Tecnicamente, o filme brilha em vários aspetos. A banda sonora intensifica os momentos de maior suspense, especialmente na melhor cena do filme – um plano-sequência prolongado no topo de um prédio, onde diferentes narrativas que pareciam isoladas convergem de forma magistral. Entre as muitas produções da Netflix que ultrapassam as duas horas de duração, poucas conseguiram manter um ritmo tão envolvente e hipnotizante como Revelations.

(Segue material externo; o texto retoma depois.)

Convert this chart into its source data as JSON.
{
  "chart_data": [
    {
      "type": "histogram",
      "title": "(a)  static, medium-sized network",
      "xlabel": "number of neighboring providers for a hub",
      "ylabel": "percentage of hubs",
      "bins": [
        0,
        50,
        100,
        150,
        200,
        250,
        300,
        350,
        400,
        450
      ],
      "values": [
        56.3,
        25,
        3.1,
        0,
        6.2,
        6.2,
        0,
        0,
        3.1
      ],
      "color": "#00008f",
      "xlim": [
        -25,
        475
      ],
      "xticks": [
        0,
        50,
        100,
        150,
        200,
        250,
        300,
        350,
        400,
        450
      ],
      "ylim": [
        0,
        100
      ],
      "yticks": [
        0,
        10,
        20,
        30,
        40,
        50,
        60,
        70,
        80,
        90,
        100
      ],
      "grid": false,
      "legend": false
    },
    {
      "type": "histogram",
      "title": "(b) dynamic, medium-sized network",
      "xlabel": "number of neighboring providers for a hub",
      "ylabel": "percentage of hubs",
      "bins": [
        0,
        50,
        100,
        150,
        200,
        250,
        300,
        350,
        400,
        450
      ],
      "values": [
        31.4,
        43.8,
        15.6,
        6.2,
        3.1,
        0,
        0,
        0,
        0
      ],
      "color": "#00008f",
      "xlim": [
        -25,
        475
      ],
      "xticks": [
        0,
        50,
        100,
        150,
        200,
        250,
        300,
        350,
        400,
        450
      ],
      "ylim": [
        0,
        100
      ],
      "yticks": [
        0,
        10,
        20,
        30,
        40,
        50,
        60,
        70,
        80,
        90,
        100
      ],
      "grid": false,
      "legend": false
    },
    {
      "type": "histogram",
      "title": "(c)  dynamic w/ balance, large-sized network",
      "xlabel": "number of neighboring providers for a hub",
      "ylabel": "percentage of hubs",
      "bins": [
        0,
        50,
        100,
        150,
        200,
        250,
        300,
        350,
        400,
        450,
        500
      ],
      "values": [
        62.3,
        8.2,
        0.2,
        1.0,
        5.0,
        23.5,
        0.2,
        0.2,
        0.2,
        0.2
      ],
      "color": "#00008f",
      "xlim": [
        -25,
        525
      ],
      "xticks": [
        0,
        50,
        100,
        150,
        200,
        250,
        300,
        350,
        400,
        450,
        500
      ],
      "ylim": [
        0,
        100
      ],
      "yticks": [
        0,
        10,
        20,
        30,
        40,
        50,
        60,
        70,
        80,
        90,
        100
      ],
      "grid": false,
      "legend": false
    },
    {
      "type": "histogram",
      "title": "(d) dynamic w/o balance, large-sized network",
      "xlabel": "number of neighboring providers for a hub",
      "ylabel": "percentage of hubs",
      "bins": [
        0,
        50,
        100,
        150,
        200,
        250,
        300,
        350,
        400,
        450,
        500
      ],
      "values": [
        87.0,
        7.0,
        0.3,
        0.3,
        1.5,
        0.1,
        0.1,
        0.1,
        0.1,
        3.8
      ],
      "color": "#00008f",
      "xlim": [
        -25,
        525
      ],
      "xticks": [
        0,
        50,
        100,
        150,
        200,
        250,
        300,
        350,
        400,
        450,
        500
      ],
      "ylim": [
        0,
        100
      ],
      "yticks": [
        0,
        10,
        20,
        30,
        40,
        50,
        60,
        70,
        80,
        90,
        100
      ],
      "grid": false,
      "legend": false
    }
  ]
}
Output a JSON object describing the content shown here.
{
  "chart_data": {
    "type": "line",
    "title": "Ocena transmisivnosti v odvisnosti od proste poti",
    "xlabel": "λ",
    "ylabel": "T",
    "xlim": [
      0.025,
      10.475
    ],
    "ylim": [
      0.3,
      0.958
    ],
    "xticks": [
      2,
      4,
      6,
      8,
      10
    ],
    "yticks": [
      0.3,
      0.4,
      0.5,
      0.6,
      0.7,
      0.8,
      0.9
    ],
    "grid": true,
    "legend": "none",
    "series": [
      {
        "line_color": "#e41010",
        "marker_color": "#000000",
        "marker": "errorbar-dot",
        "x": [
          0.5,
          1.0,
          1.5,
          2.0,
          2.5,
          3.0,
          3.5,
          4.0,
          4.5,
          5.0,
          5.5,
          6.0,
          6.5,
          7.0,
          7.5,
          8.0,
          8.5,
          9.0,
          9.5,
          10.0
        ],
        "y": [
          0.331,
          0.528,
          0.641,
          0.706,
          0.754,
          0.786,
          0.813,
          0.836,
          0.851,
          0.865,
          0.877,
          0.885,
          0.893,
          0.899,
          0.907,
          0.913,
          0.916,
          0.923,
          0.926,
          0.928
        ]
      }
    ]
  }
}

Por fim, as atuações de Ryu Jun-yeol (Alienoid) e Shin Hyun-been (Hospital Playlist) elevam o filme a outro nível. Jun-yeol capta com precisão o fervor destrutivo de Min-chan, enquanto Hyun-been entrega uma performance devastadora, especialmente nas cenas que exploram o seu luto. Sang-ho confia nos seus atores, mantendo a câmara neles pelo maior tempo possível, permitindo-lhes criar uma ligação palpável com o público. O resultado é uma conclusão poderosa e emocionalmente impactante.
VEREDITO
Revelations solidifica o estatuto de Yeon Sang-ho como um dos cineastas mais ousados e intrigantes do cinema sul-coreano contemporâneo. Com uma exploração profunda sobre o peso que fanatismo religioso, sentimento de culpa e trauma podem exercer sobre a moralidade humana, o argumento tematicamente complexo desafia a perceção tradicional do bem e do mal, mostrando como a interpretação pessoal pode distorcer tanto a realidade como o sentido de justiça. Contando com duas prestações centrais soberbas, eis que uma das obras mais marcantes do ano deixa uma reflexão inquietante: serão as nossas escolhas realmente nossas ou meras respostas inevitáveis a forças invisíveis que nos moldam?